Блудная дочь возвращается - страница 23
В преддверии лета Ленинград выглядел уже совсем иначе, чем ранней весной. Из серого в подтёках и пятнах плесени он на глазах превращался в весёленький розово-жёлтый. Пестрел заплатами на асфальте и разноцветными флагами на фасадах домов. Ждали приезда Ричарда Никсона, первого из Президентов США, отважившихся посетить СССР с официальным визитом. Никсона не случайно прозвали в народе «главным архитектором Москвы и Ленинграда». Дома спешно красили в основном в нежно-розовый цвет – наверное, другой краски не было. Окно моего номера, выходящее на площадь, по которой должен был проезжать президентский кортеж, вообще завесили каким-то пунцовым транспарантом, тем самым превратив номер в загадочный будуар, освещённый красноватым светом.

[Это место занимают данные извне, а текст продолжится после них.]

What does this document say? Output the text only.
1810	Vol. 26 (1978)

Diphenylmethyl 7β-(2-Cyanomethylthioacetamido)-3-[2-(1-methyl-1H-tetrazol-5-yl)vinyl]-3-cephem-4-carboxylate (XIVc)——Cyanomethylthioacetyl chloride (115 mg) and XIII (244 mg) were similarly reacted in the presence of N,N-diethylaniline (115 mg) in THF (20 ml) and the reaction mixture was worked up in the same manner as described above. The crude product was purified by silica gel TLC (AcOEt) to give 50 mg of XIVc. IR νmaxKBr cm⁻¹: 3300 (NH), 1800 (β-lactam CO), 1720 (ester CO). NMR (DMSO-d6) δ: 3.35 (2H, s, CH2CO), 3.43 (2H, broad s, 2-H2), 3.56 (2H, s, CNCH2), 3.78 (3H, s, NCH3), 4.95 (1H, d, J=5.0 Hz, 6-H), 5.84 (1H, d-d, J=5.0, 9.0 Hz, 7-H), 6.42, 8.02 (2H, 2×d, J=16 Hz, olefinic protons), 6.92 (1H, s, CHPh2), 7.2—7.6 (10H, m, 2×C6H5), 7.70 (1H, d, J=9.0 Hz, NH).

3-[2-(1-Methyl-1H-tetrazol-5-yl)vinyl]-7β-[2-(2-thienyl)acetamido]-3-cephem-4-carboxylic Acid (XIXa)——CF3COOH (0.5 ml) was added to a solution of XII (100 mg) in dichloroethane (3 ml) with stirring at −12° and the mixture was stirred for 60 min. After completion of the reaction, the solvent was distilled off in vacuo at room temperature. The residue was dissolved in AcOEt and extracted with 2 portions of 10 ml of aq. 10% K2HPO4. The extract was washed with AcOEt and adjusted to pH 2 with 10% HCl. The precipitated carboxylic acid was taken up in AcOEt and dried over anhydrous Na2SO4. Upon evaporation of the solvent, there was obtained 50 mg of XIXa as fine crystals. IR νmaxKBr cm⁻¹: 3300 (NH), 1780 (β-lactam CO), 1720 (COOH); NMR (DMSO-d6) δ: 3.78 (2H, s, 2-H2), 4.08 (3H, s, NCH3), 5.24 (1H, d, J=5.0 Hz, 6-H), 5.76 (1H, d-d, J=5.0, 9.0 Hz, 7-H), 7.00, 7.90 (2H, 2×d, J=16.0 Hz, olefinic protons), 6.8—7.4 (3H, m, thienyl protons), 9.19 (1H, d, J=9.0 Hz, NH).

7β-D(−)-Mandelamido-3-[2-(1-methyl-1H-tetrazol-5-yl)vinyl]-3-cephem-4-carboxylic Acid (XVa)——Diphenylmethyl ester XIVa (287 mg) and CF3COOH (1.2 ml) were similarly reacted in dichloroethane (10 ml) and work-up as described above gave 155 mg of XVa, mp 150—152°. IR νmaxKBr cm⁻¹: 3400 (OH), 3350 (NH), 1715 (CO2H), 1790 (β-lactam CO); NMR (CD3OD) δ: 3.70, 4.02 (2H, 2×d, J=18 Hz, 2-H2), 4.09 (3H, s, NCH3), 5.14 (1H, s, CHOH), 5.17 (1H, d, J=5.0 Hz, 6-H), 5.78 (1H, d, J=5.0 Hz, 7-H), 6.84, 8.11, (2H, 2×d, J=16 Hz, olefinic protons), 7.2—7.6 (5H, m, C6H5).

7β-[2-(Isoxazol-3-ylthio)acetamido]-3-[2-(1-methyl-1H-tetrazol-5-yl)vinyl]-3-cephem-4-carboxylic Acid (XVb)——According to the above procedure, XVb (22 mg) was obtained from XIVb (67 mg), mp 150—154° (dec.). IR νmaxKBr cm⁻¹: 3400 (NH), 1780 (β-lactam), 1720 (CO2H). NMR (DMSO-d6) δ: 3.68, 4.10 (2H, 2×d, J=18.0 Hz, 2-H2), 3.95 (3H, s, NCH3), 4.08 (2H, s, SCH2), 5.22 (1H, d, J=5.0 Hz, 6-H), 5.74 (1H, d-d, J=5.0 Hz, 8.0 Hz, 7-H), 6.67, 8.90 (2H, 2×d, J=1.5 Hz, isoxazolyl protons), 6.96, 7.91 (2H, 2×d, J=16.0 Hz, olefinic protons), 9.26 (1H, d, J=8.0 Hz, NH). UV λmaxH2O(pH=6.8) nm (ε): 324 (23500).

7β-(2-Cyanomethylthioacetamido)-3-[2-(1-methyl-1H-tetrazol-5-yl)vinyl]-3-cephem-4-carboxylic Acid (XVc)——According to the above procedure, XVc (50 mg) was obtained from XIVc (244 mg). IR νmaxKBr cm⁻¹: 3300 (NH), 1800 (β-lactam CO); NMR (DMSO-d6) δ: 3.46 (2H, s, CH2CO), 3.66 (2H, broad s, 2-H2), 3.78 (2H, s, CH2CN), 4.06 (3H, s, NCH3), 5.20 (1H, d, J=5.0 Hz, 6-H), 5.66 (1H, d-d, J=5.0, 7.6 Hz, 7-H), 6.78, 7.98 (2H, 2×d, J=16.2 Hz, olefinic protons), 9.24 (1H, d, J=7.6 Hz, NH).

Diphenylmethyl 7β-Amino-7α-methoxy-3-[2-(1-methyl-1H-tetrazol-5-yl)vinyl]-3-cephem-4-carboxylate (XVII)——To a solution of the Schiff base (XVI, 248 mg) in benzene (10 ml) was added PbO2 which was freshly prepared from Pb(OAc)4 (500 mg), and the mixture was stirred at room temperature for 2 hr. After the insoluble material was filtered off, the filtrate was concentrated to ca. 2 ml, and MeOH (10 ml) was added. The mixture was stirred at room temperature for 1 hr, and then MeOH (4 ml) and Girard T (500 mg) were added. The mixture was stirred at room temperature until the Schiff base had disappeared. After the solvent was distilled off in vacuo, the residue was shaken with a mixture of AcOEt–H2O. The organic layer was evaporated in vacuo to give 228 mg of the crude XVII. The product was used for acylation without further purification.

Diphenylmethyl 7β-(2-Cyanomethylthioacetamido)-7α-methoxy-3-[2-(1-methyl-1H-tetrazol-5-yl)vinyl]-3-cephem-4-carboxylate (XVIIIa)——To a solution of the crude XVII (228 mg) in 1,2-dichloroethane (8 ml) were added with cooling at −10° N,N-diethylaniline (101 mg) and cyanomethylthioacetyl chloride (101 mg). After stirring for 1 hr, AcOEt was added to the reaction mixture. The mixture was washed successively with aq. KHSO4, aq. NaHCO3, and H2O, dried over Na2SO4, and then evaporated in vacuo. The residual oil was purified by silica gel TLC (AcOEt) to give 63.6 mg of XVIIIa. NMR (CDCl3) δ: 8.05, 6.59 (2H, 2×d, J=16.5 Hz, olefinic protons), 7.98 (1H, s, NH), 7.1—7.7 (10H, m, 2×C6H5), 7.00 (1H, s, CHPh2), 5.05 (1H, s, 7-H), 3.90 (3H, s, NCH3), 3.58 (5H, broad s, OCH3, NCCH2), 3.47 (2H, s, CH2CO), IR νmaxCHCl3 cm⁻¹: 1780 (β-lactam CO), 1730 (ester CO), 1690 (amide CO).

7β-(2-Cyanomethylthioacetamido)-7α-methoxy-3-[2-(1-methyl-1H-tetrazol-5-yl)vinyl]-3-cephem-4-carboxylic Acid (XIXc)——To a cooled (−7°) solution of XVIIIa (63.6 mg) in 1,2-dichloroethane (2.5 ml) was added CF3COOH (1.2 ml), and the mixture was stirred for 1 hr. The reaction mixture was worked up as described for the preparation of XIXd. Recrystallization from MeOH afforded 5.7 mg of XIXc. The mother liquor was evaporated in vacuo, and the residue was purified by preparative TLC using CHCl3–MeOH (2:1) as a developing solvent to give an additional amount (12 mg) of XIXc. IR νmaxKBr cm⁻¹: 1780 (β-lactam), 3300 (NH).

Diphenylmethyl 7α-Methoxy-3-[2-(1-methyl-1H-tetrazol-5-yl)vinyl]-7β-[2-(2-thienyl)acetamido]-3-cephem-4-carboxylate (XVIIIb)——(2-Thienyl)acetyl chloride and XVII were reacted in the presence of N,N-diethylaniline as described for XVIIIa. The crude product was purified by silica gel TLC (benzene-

Прошла примерно неделя после моего посещения клиники, когда Загранцев в очередной раз зашёл за мной в гостиницу. Кажется, это было 30 мая. У нас не было определённого плана, и я, ещё не причёсанная, в халатике, варила кофе. К тому времени к Диме я относилась как к близкой подружке, практически не стесняясь. Неожиданно в номер зашли внушительного вида «люди в чёрном» и предупредили, что если мы собираемся покинуть номер, то сделать это надо немедленно, при них, сдав им ключи. Дело в том, что мимо, по Московскому проспекту, через два часа проедет сам Никсон и вход в гостиницу будет закрыт. Если же мы предпочитаем остаться, то они при нас запрут окна и задвинут шторы, а нам предстоит пробыть в моём «красном будуаре» несколько часов, пока не дадут отбой. Мы решили остаться, поиграть в шахматы. Было очень жарко и при закрытых окнах ещё и душно, я надела купальник и удобно устроилась на кровати, не обращая внимания на Диму (как я уже говорила, Загранцев был мной причислен к «голубым», и этот факт делал меня в его присутствии совершенно раскрепощённой). Он сел рядом, пристроив между нами шахматную доску.
И вдруг шахматы с грохотом полетели на пол и он буквально бросился на меня. От неожиданности я потеряла и дар речи, и волю к сопротивлению. Запомнила я только, какой он был большой и тяжелый, со своим натренированным телом, огромными мускулами и повадкой, напоминающей тигра. От невероятности происходящего я, помнится, долго не могла прийти в себя. Такое впечатление, что и он не ожидал от себя такой прыти: страшно сконфуженный и стараясь успокоить меня, он говорил о том, как любит, как долго сдерживался, потому что видел только приятельское отношение с моей стороны (еще бы) и не решался показать своё чувство и т. п. Так наши отношения перешли на совершенно другой уровень. Он даже взял отпуск, чтобы всё время проводить со мной. Повёз в гости к своей маме, с которой жил вместе в малогабаритной новостройке, и, насколько я могла понять, строил планы нашей будущей совместной жизни. Думаю, кроме меня, его ещё привлекала и возможность перебраться в Москву – всё-таки большая перспектива для его карьеры. Я их не расстраивала и не поддерживала: может быть, в глубине души я надеялась, что моё сердце вдруг наполнится если не любовью, то хоть влюблённостью? Но этого так и не случилось, несмотря на то, что Дима был достаточно привлекательным молодым человеком. Так прошло около трёх недель, пробы закончились, и я получила распоряжение покинуть «Ленфильм» и перебираться к месту съёмок.
Не помню, как распрощалась с Загранцевым. Наверное, пообещала позвонить, когда снова вернусь в Ленинград. Затем я частично упаковала костюмы в узлы из плащ-палаток, частично развесила в автобусе, и вдвоём с шофёром мы отправились в Выборг. В Выборге должны были сниматься эпизоды с колокольней и парусником, и там уже находилась вся съёмочная группа, в том числе моё непосредственное начальство (Алина и Татьяна), а также моя новая помощница, которую я ещё не видела, – Люся (фамилии не помню).